19. Dit neemt niet weg dat uit algemene informatie blijkt dat, ook en met name sinds de zogenaamde uitzonderingstoestand als (verdere) reactie op het bendegeweld in El Salvador, de mensenrechten waaronder de vrijheid van meningsuiting onder druk zijn komen te staan. Weliswaar klopt dat wat verweerder aanhaalt uit een rapport van Freedom House5, dat vrijheid van meningsuiting nog steeds gegarandeerd is, maar ook is in paragraaf D4 vermeld dat burgers zijn opgepakt die op social media kritiek hadden geuit op kringen rond de president/regering:
“While private discussion and personal expression are generally free, the prevalence of gang activity has led many Salvadorans to curtail speech about criminal activity and other sensitive topics outside of their homes. The government has used illegal surveillance mechanisms as part of its crackdown on gang activity that began in March 2022. In February 2022, reforms to the criminal code permitted “necessary undercover digital operations” to investigate alleged crimes without a court order. In May, the government and legislature massively boosted the Prosecutor General of the Republic’s wiretap budget and in September removed legal restrictions on wiretapping.
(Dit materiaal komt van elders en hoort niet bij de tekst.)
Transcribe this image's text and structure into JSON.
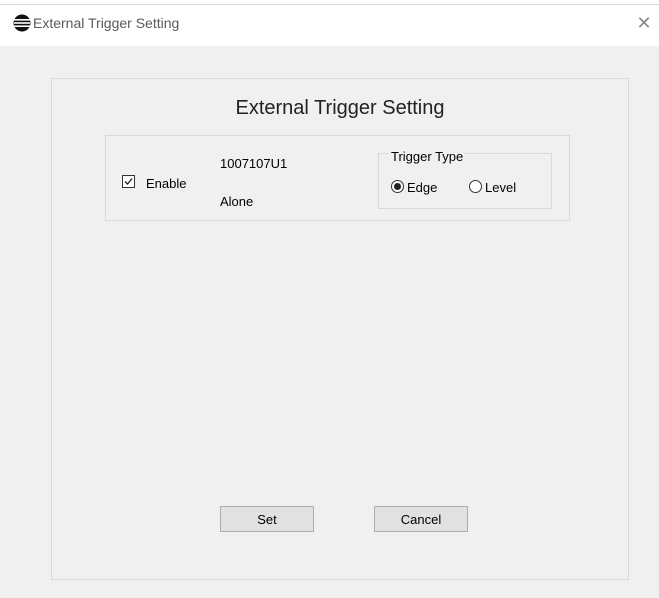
{
  "window": {
    "title": "External Trigger Setting",
    "close_glyph": "✕",
    "icon": "app-logo-icon"
  },
  "dialog": {
    "heading": "External Trigger Setting",
    "device": {
      "enable_label": "Enable",
      "enable_checked": true,
      "serial": "1007107U1",
      "mode": "Alone"
    },
    "trigger_type": {
      "legend": "Trigger Type",
      "options": [
        {
          "label": "Edge",
          "selected": true
        },
        {
          "label": "Level",
          "selected": false
        }
      ]
    },
    "buttons": {
      "set": "Set",
      "cancel": "Cancel"
    }
  }
}
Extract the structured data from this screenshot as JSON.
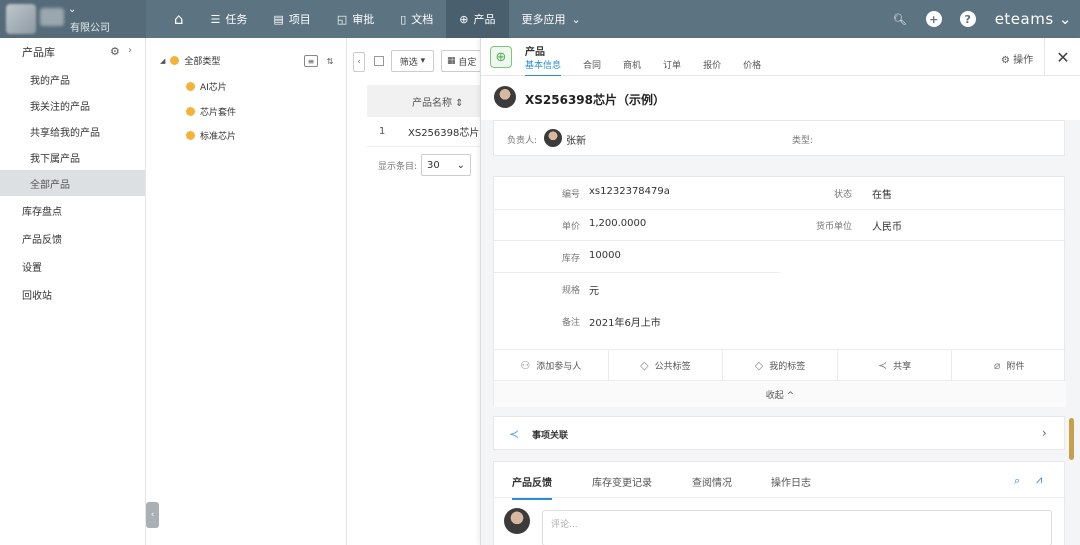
{
  "header": {
    "company": "有限公司",
    "nav": [
      {
        "icon": "home-icon",
        "label": ""
      },
      {
        "icon": "list-icon",
        "label": "任务"
      },
      {
        "icon": "project-icon",
        "label": "项目"
      },
      {
        "icon": "approval-icon",
        "label": "审批"
      },
      {
        "icon": "document-icon",
        "label": "文档"
      },
      {
        "icon": "globe-icon",
        "label": "产品"
      },
      {
        "icon": "",
        "label": "更多应用"
      }
    ],
    "brand": "eteams",
    "colors": {
      "topbar": "#5c7382",
      "accent": "#2b8cd8"
    }
  },
  "sidebar": {
    "title": "产品库",
    "sub_items": [
      "我的产品",
      "我关注的产品",
      "共享给我的产品",
      "我下属产品",
      "全部产品"
    ],
    "items": [
      "库存盘点",
      "产品反馈",
      "设置",
      "回收站"
    ]
  },
  "categories": {
    "root": "全部类型",
    "children": [
      "AI芯片",
      "芯片套件",
      "标准芯片"
    ]
  },
  "list": {
    "filter_label": "筛选",
    "custom_label": "自定",
    "column_header": "产品名称 ⇕",
    "rows": [
      {
        "index": "1",
        "name": "XS256398芯片"
      }
    ],
    "pager_label": "显示条目:",
    "page_size": "30"
  },
  "detail": {
    "module_title": "产品",
    "tabs": [
      "基本信息",
      "合同",
      "商机",
      "订单",
      "报价",
      "价格"
    ],
    "ops_label": "操作",
    "product_name": "XS256398芯片（示例）",
    "owner_label": "负责人:",
    "owner_name": "张新",
    "type_label": "类型:",
    "fields": {
      "code_label": "编号",
      "code": "xs1232378479a",
      "status_label": "状态",
      "status": "在售",
      "price_label": "单价",
      "price": "1,200.0000",
      "currency_label": "货币单位",
      "currency": "人民币",
      "stock_label": "库存",
      "stock": "10000",
      "spec_label": "规格",
      "spec": "元",
      "note_label": "备注",
      "note": "2021年6月上市"
    },
    "actions": [
      "添加参与人",
      "公共标签",
      "我的标签",
      "共享",
      "附件"
    ],
    "fold_label": "收起 ^",
    "relation_label": "事项关联",
    "bottom_tabs": [
      "产品反馈",
      "库存变更记录",
      "查阅情况",
      "操作日志"
    ],
    "comment_placeholder": "评论..."
  }
}
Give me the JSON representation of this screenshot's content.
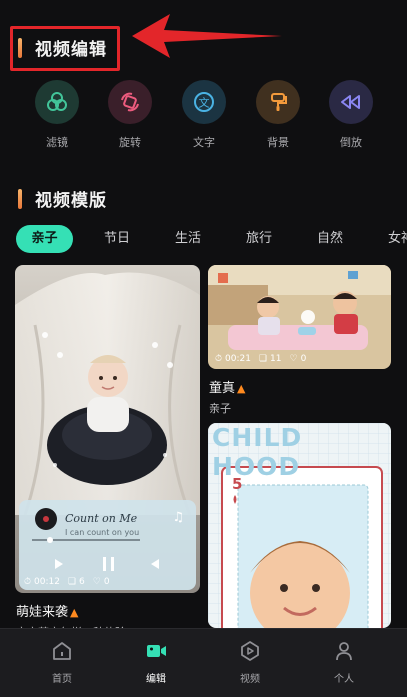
{
  "video_edit": {
    "title": "视频编辑"
  },
  "tools": [
    {
      "icon": "filter-icon",
      "label": "滤镜",
      "color": "#42c59a",
      "bg": "#1e3a33"
    },
    {
      "icon": "rotate-icon",
      "label": "旋转",
      "color": "#ec5b7e",
      "bg": "#3a1f2a"
    },
    {
      "icon": "text-icon",
      "label": "文字",
      "color": "#4ab3e4",
      "bg": "#1b3442"
    },
    {
      "icon": "background-icon",
      "label": "背景",
      "color": "#f39a3c",
      "bg": "#40301f"
    },
    {
      "icon": "rewind-icon",
      "label": "倒放",
      "color": "#8a86f2",
      "bg": "#2a2944"
    }
  ],
  "templates": {
    "title": "视频模版"
  },
  "tabs": [
    "亲子",
    "节日",
    "生活",
    "旅行",
    "自然",
    "女神"
  ],
  "active_tab": "亲子",
  "cards": [
    {
      "title": "萌娃来袭",
      "subtitle": "宝宝萌宝怎样一种体验",
      "duration": "00:12",
      "clips": "6",
      "likes": "0",
      "song_title": "Count on Me",
      "song_lyric": "I can count on you"
    },
    {
      "title": "童真",
      "subtitle": "亲子",
      "duration": "00:21",
      "clips": "11",
      "likes": "0"
    },
    {
      "banner_text": "CHILD HOOD",
      "card_rank": "5"
    }
  ],
  "nav": [
    {
      "icon": "home-icon",
      "label": "首页"
    },
    {
      "icon": "edit-icon",
      "label": "编辑"
    },
    {
      "icon": "video-icon",
      "label": "视频"
    },
    {
      "icon": "profile-icon",
      "label": "个人"
    }
  ],
  "nav_active": "编辑",
  "colors": {
    "accent_green": "#35e0b5",
    "annotation_red": "#e3262a",
    "flame": "#ff8a1f"
  }
}
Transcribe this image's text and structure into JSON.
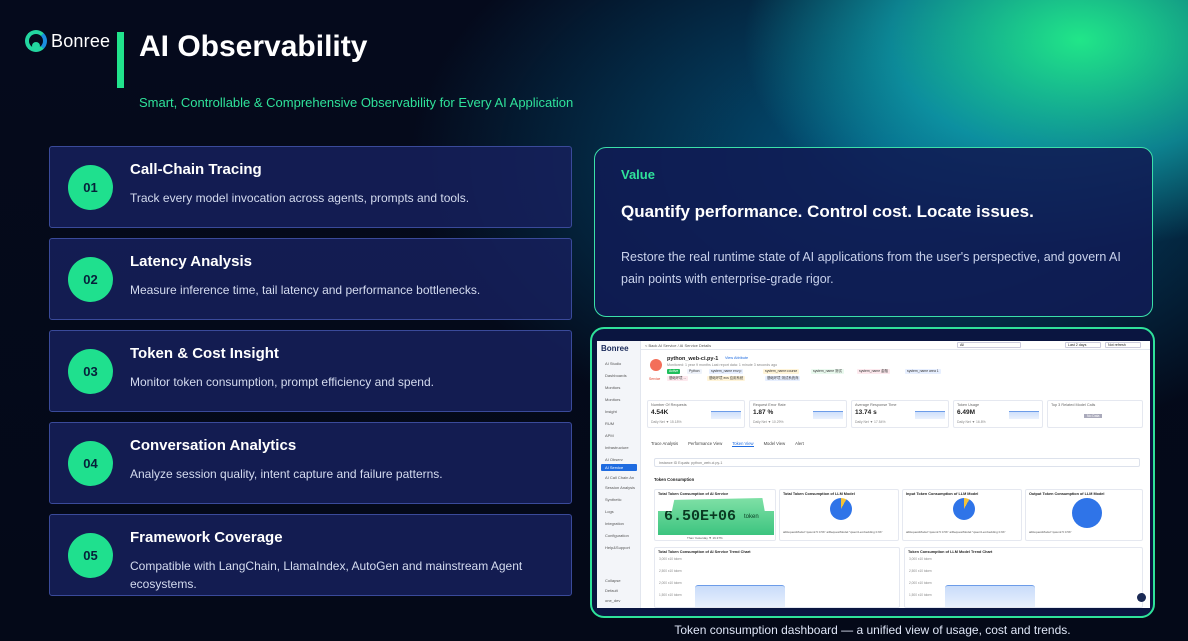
{
  "brand": {
    "logo_text": "Bonree"
  },
  "header": {
    "title": "AI Observability",
    "subtitle": "Smart, Controllable & Comprehensive Observability for Every AI Application"
  },
  "features": [
    {
      "num": "01",
      "title": "Call-Chain Tracing",
      "desc": "Track every model invocation across agents, prompts and tools."
    },
    {
      "num": "02",
      "title": "Latency Analysis",
      "desc": "Measure inference time, tail latency and performance bottlenecks."
    },
    {
      "num": "03",
      "title": "Token & Cost Insight",
      "desc": "Monitor token consumption, prompt efficiency and spend."
    },
    {
      "num": "04",
      "title": "Conversation Analytics",
      "desc": "Analyze session quality, intent capture and failure patterns."
    },
    {
      "num": "05",
      "title": "Framework Coverage",
      "desc": "Compatible with LangChain, LlamaIndex, AutoGen and mainstream Agent ecosystems."
    }
  ],
  "value": {
    "label": "Value",
    "headline": "Quantify performance. Control cost. Locate issues.",
    "body": "Restore the real runtime state of AI applications from the user's perspective, and govern AI pain points with enterprise-grade rigor."
  },
  "caption": "Token consumption dashboard — a unified view of usage, cost and trends.",
  "dashboard": {
    "logo": "Bonree",
    "breadcrumb": "< Back    AI Service  /  AI Service Details",
    "top_selects": [
      "All",
      "Last 2 days",
      "Not refresh"
    ],
    "sidebar": [
      "AI Studio",
      "Dashboards",
      "Monitors",
      "Monitors",
      "Insight",
      "RUM",
      "APM",
      "Infrastructure",
      "AI Observ",
      "AI Service",
      "AI Call Chain An",
      "Session Analysis",
      "Synthetic",
      "Logs",
      "Integration",
      "Configuration",
      "Help&Support"
    ],
    "sidebar_footer": [
      "Collapse",
      "Default",
      "one_dev"
    ],
    "service_name": "python_web-ci.py-1",
    "service_link": "View Attribute",
    "service_meta": "Monitored:  1 year 9 months     Last report data:  1 minute 3 seconds ago",
    "service_badge": "Service",
    "tags": [
      "Active",
      "Python",
      "system_name env:p",
      "system_name:course",
      "system_name 测试",
      "system_name 金融",
      "system_name area 1",
      "基础环境 ...",
      "基础环境 ecs 应用系统",
      "基础环境 测试系统商"
    ],
    "kpis": [
      {
        "label": "Number Of Requests",
        "value": "4.54K",
        "sub": "Daily Net ▼ 15.18%"
      },
      {
        "label": "Request Error Rate",
        "value": "1.87 %",
        "sub": "Daily Net ▼ 10.29%"
      },
      {
        "label": "Average Response Time",
        "value": "13.74 s",
        "sub": "Daily Net ▼ 17.54%"
      },
      {
        "label": "Token Usage",
        "value": "6.49M",
        "sub": "Daily Net ▼ 16.8%"
      },
      {
        "label": "Top 3 Related Model Calls",
        "value": "",
        "sub": "No Data"
      }
    ],
    "tabs": [
      "Trace Analysis",
      "Performance View",
      "Token View",
      "Model View",
      "Alert"
    ],
    "active_tab": "Token View",
    "filter": "Instance ID Equals:  python_web-ci.py-1",
    "section": "Token Consumption",
    "panels": [
      {
        "title": "Total Token Consumption of AI Service",
        "value": "6.50E+06",
        "unit": "token",
        "sub": "Than Yesterday  ▼ 16.37%"
      },
      {
        "title": "Total Token Consumption of LLM Model",
        "legend": "aiRequestModel:\"qwen2.5 0.5b\"   aiRequestModel:\"qwen3-embedding 0.6b\""
      },
      {
        "title": "Input Token Consumption of LLM Model",
        "legend": "aiRequestModel:\"qwen2.5 0.5b\"   aiRequestModel:\"qwen3-embedding 0.6b\""
      },
      {
        "title": "Output Token Consumption of LLM Model",
        "legend": "aiRequestModel:\"qwen2.5 0.5b\""
      }
    ],
    "trends": [
      {
        "title": "Total Token Consumption of AI Service Trend Chart",
        "yticks": [
          "3,000 x10 token",
          "2,500 x10 token",
          "2,000 x10 token",
          "1,500 x10 token"
        ]
      },
      {
        "title": "Token Consumption of LLM Model Trend Chart",
        "yticks": [
          "3,000 x10 token",
          "2,500 x10 token",
          "2,000 x10 token",
          "1,500 x10 token"
        ]
      }
    ]
  }
}
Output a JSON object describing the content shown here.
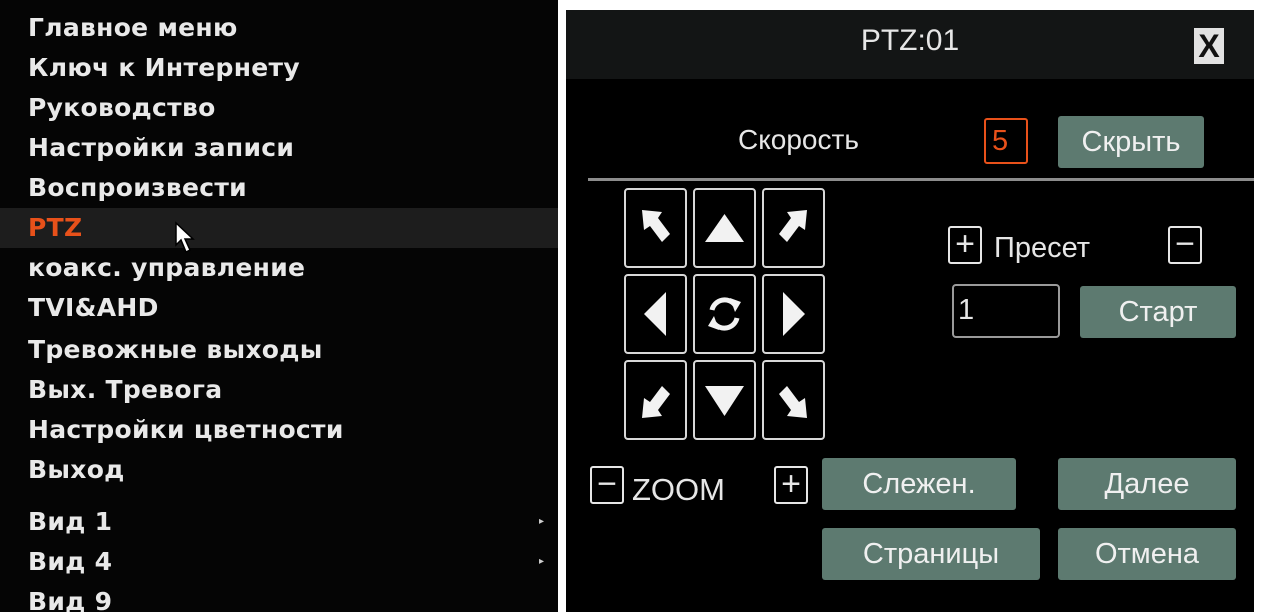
{
  "menu": {
    "items": [
      {
        "label": "Главное меню"
      },
      {
        "label": "Ключ к Интернету"
      },
      {
        "label": "Руководство"
      },
      {
        "label": "Настройки записи"
      },
      {
        "label": "Воспроизвести"
      },
      {
        "label": "PTZ",
        "active": true
      },
      {
        "label": "коакс. управление"
      },
      {
        "label": "TVI&AHD"
      },
      {
        "label": "Тревожные выходы"
      },
      {
        "label": "Вых. Тревога"
      },
      {
        "label": "Настройки цветности"
      },
      {
        "label": "Выход"
      },
      {
        "label": "Вид 1",
        "submenu": true
      },
      {
        "label": "Вид 4",
        "submenu": true
      },
      {
        "label": "Вид 9"
      }
    ],
    "submenu_arrow": "▸",
    "active_color": "#e8511a"
  },
  "ptz": {
    "title": "PTZ:01",
    "close_label": "X",
    "speed_label": "Скорость",
    "speed_value": "5",
    "hide_label": "Скрыть",
    "preset_label": "Пресет",
    "preset_plus": "+",
    "preset_minus": "−",
    "preset_value": "1",
    "start_label": "Старт",
    "zoom_label": "ZOOM",
    "zoom_minus": "−",
    "zoom_plus": "+",
    "track_label": "Слежен.",
    "next_label": "Далее",
    "pages_label": "Страницы",
    "cancel_label": "Отмена",
    "button_color": "#5d7a70",
    "direction_icons": [
      "up-left-arrow-icon",
      "up-arrow-icon",
      "up-right-arrow-icon",
      "left-arrow-icon",
      "auto-rotate-icon",
      "right-arrow-icon",
      "down-left-arrow-icon",
      "down-arrow-icon",
      "down-right-arrow-icon"
    ]
  }
}
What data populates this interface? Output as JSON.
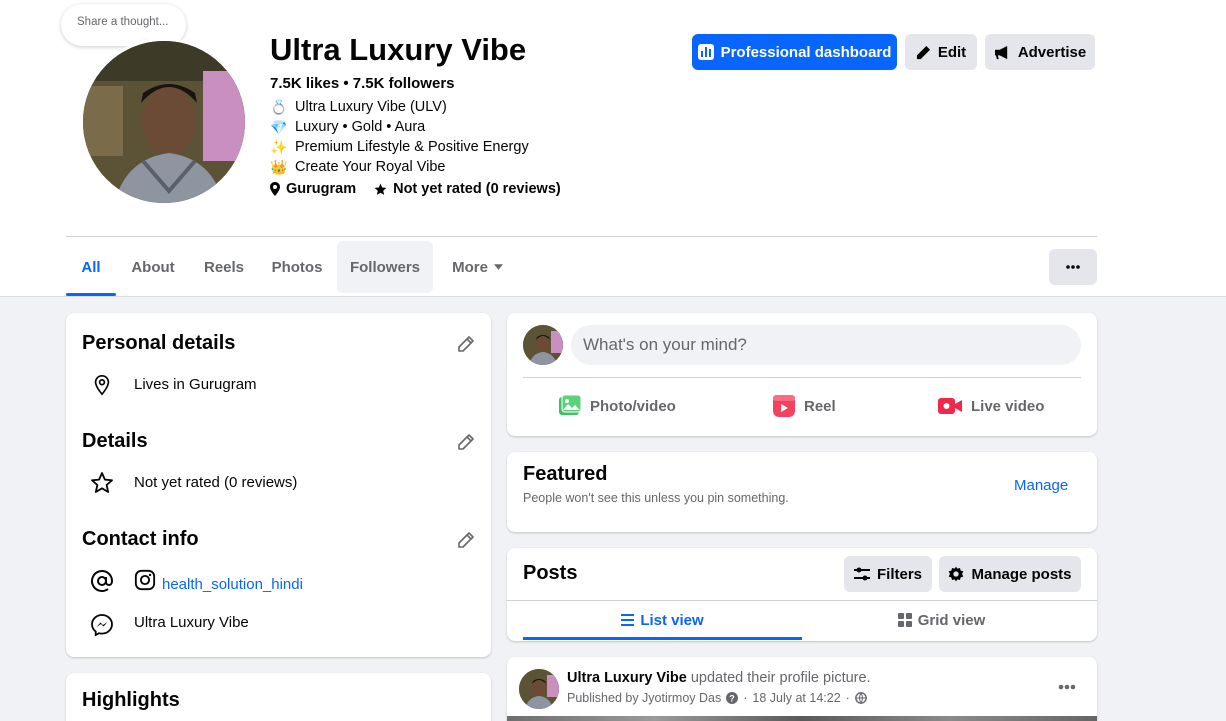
{
  "header": {
    "share_thought": "Share a thought...",
    "page_name": "Ultra Luxury Vibe",
    "likes_followers": "7.5K likes • 7.5K followers",
    "bio": [
      {
        "emoji": "💍",
        "text": "Ultra Luxury Vibe (ULV)"
      },
      {
        "emoji": "💎",
        "text": "Luxury • Gold • Aura"
      },
      {
        "emoji": "✨",
        "text": "Premium Lifestyle & Positive Energy"
      },
      {
        "emoji": "👑",
        "text": "Create Your Royal Vibe"
      }
    ],
    "location": "Gurugram",
    "rating": "Not yet rated (0 reviews)",
    "buttons": {
      "dashboard": "Professional dashboard",
      "edit": "Edit",
      "advertise": "Advertise"
    }
  },
  "tabs": [
    "All",
    "About",
    "Reels",
    "Photos",
    "Followers",
    "More"
  ],
  "left": {
    "personal_title": "Personal details",
    "lives_in": "Lives in Gurugram",
    "details_title": "Details",
    "rating": "Not yet rated (0 reviews)",
    "contact_title": "Contact info",
    "instagram": "health_solution_hindi",
    "messenger": "Ultra Luxury Vibe",
    "highlights_title": "Highlights"
  },
  "composer": {
    "placeholder": "What's on your mind?",
    "photo": "Photo/video",
    "reel": "Reel",
    "live": "Live video"
  },
  "featured": {
    "title": "Featured",
    "subtitle": "People won't see this unless you pin something.",
    "manage": "Manage"
  },
  "posts": {
    "title": "Posts",
    "filters": "Filters",
    "manage_posts": "Manage posts",
    "list_view": "List view",
    "grid_view": "Grid view"
  },
  "post": {
    "author": "Ultra Luxury Vibe",
    "action": "updated their profile picture.",
    "published_by": "Published by Jyotirmoy Das",
    "date": "18 July at 14:22"
  },
  "colors": {
    "accent": "#0866ff",
    "grey_button": "#e4e6eb",
    "background": "#f0f2f5"
  }
}
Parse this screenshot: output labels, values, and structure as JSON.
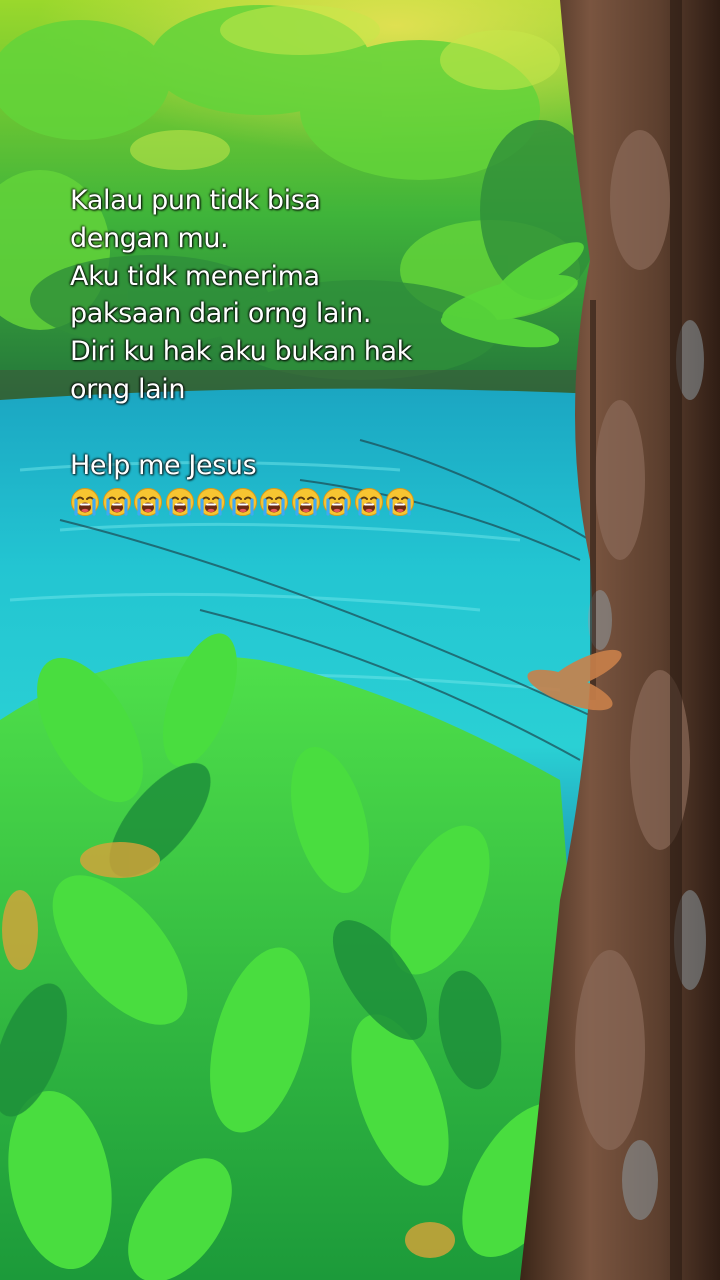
{
  "caption": {
    "lines": [
      "Kalau pun  tidk bisa",
      "dengan mu.",
      "Aku tidk menerima",
      "paksaan dari orng lain.",
      "Diri ku hak aku bukan hak",
      "orng lain"
    ],
    "closing": "Help me Jesus",
    "emoji_icon": "loudly-crying-face-icon",
    "emoji_count": 11
  },
  "colors": {
    "water": "#1fc4cf",
    "foliage": "#39d84a",
    "bark": "#6b4a36",
    "caption_text": "#ffffff"
  }
}
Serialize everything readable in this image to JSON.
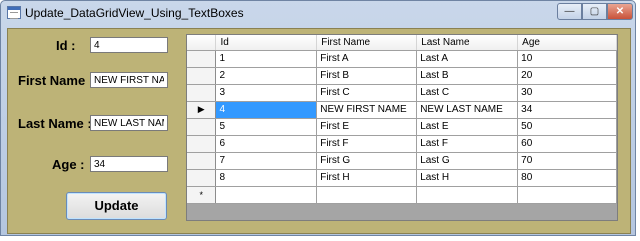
{
  "window": {
    "title": "Update_DataGridView_Using_TextBoxes",
    "icon": "form-icon",
    "controls": {
      "minimize": "—",
      "maximize": "▢",
      "close": "✕"
    }
  },
  "form": {
    "id_label": "Id :",
    "first_name_label": "First Name :",
    "last_name_label": "Last Name :",
    "age_label": "Age :",
    "id_value": "4",
    "first_name_value": "NEW FIRST NAME",
    "last_name_value": "NEW LAST NAME",
    "age_value": "34",
    "update_label": "Update",
    "colors": {
      "background": "#bdb377",
      "selection": "#3399ff"
    }
  },
  "grid": {
    "columns": [
      "Id",
      "First Name",
      "Last Name",
      "Age"
    ],
    "rows": [
      [
        "1",
        "First A",
        "Last A",
        "10"
      ],
      [
        "2",
        "First B",
        "Last B",
        "20"
      ],
      [
        "3",
        "First C",
        "Last C",
        "30"
      ],
      [
        "4",
        "NEW FIRST NAME",
        "NEW LAST NAME",
        "34"
      ],
      [
        "5",
        "First E",
        "Last E",
        "50"
      ],
      [
        "6",
        "First F",
        "Last F",
        "60"
      ],
      [
        "7",
        "First G",
        "Last G",
        "70"
      ],
      [
        "8",
        "First H",
        "Last H",
        "80"
      ]
    ],
    "current_row_marker": "▶",
    "new_row_marker": "*",
    "selected_row": 3,
    "selected_column": 0
  }
}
On multiple occasions, authorities used these legal changes, which were allegedly passed to crack down on gang-related activity, to arrest private individuals who critiqued government figures or policy. In August, [B] was arrested and charged with contempt of the president for anonymously posting on Twitter stating that members of President Bukele’s family were at the beach with a large number of bodyguards. In early September, [B] was released on bail for $10,000, but immediately rearrested on new, undisclosed charges. Days earlier, police briefly and arbitrarily arrested citizen [C] after he criticized the Bukele government’s implementation of Bitcoin as legal tender online. Two weeks later, another six people were arrested for criticizing government officials on social media.”6
5 El Salvador: Freedom in the World 2023 Country Report
6 Paragraaf D4 van El Salvador: Freedom in the World 2023 Country Report, Freedom House
21. Dezelfde voorbeelden worden ook genoemd in het 2022 Country Report on Human Rights Practices: El Salvador7. Echter, het gaat in totaal om een heel klein aantal gevallen, waarvan niet aannemelijk is geworden dat de mate waarin de mening werd geuit of gepromoot, (tot op zekere hoogte) vergelijkbaar is met de wijze waarop eiseres dit doet. Verweerder heeft er terecht op gewezen dat eiseres slechts een kleine groep volgers heeft. Dit heeft zij zelf verklaard en dit blijkt ook uit de berichten die zij heeft overgelegd. Het gaat daar bijvoorbeeld om 10 volgers en 13 commentaren. Uit de beperkte mate waarin eiseres haar mening uit, wordt niet aannemelijk dat de autoriteiten hiervan op de hoogte zijn of hiervoor interesse hebben. Verweerder hoefde hieruit dan ook geen vrees voor vervolging af te leiden. Zoals het Hof heeft overwogen is het bereik van eiseres, anders dan zij stelt, wel relevant.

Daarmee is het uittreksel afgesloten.